Der weiße Polizist hatte Ende vergangener Woche den Afroamerikaner Rayshard Brooks erschossen, als dieser sich der Festnahme entziehen wollte. Er feuerte dem flüchtenden Brooks zwei Mal in den Rücken. Die Ermittler werfen dem nach den Schüssen aus dem Polizeidienst entlassenen Rolfe unter anderem Mord und schwere Körperverletzung vor. Offiziell angeklagt ist der Ex-Polizist noch nicht. Über eine Anklage muss in Georgia eine Gruppe von Laienrichtern (Grand Jury) entscheiden.

Ein zweiter weißer Polizist stellte sich am Donnerstag ebenfalls den Behörden und wurde dann gegen Kaution freigelassen. Die Ermittler werfen Devin Brosnan unter anderem schwere Körperverletzung vor, weil er sich auf die Schulter des schwerverletzt am Boden liegenden Brooks gestellt haben soll.

Die tödlichen Polizeischüsse wenige Wochen nach dem Tod des Afroamerikaners George Floyd bei einem brutalen Polizeieinsatz in Minneapolis hatten die Proteste gegen Rassismus und Polizeigewalt in den USA neu angeheizt.

Die Polizei in Atlanta war am vergangenen Freitag gerufen worden, weil der offenbar angetrunkene Brooks in seinem Auto eingeschlafen war und die Einfahrt zu einem Schnellrestaurant blockierte. Rolfe und Brosnan nahmen einen Alkoholtest bei Brooks vor und wollten ihn dann festnehmen.

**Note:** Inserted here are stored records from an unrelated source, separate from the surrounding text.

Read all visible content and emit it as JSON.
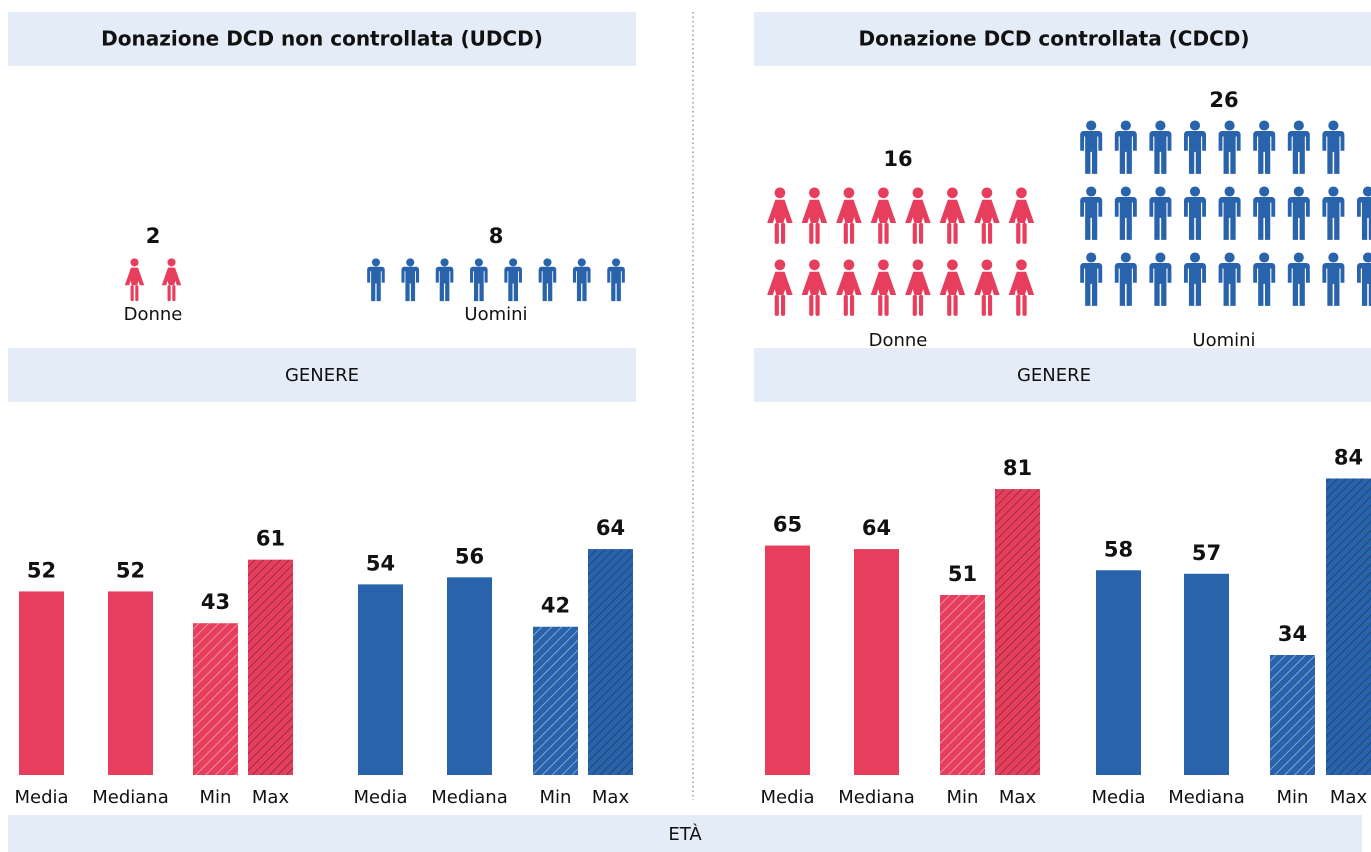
{
  "panels": [
    {
      "title": "Donazione DCD non controllata (UDCD)",
      "gender": {
        "label": "GENERE",
        "women": {
          "label": "Donne",
          "count": 2
        },
        "men": {
          "label": "Uomini",
          "count": 8
        }
      },
      "age": {
        "categories": [
          "Media",
          "Mediana",
          "Min",
          "Max"
        ],
        "women": [
          52,
          52,
          43,
          61
        ],
        "men": [
          54,
          56,
          42,
          64
        ]
      }
    },
    {
      "title": "Donazione DCD controllata (CDCD)",
      "gender": {
        "label": "GENERE",
        "women": {
          "label": "Donne",
          "count": 16
        },
        "men": {
          "label": "Uomini",
          "count": 26
        }
      },
      "age": {
        "categories": [
          "Media",
          "Mediana",
          "Min",
          "Max"
        ],
        "women": [
          65,
          64,
          51,
          81
        ],
        "men": [
          58,
          57,
          34,
          84
        ]
      }
    }
  ],
  "footer": "ETÀ",
  "colors": {
    "women": "#e63e5c",
    "men": "#2863ab"
  }
}
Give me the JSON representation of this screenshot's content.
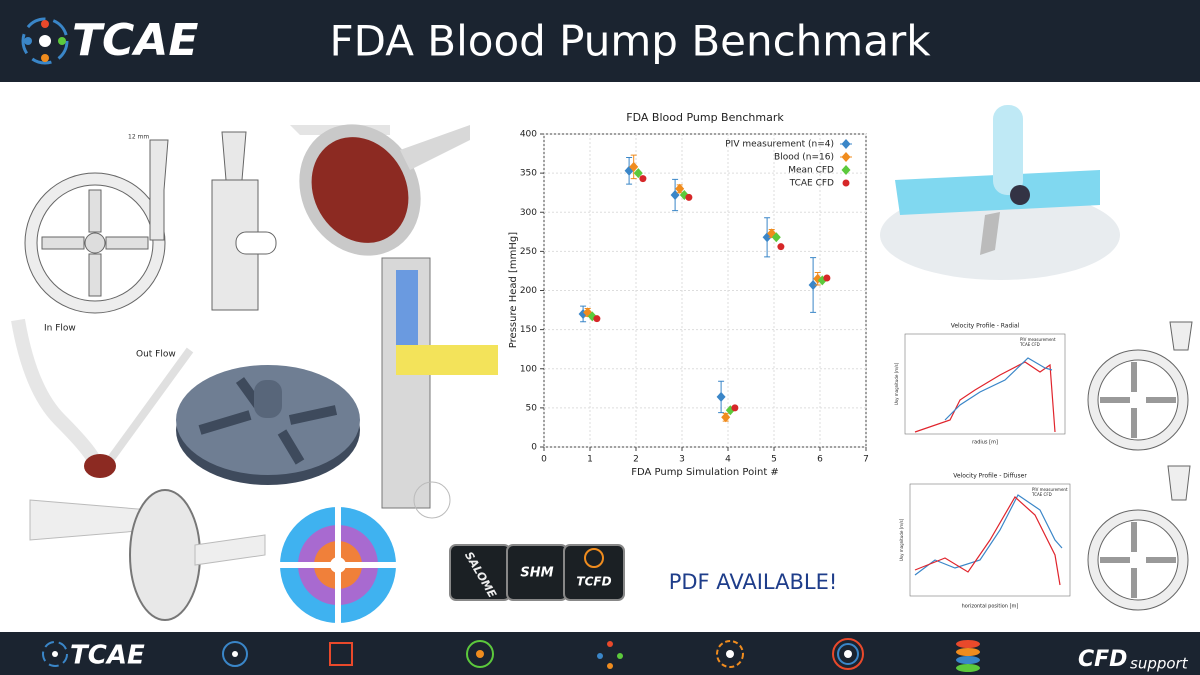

Der dreifache Familienvater widersetzte sich der Festnahme aber. Es kam zu einem Handgemenge mit den beiden weißen Polizisten, bei dem Brooks einem Beamten einen Elektroschocker entriss, wegrannte und schließlich mit dem Taser in Richtung von Rolfe feuerte. Dieser erschoss den Afroamerikaner.

US-Präsident Donald Trump hat Rolfe in Schutz genommen. "Man darf sich gegen einen Polizeibeamten nicht derart wehren", sagte Trump am Mittwoch im konservativen Nachrichtensender Fox News. "Und so ist es passiert, dass die Situation einen sehr schlimmen Ausgang genommen hat."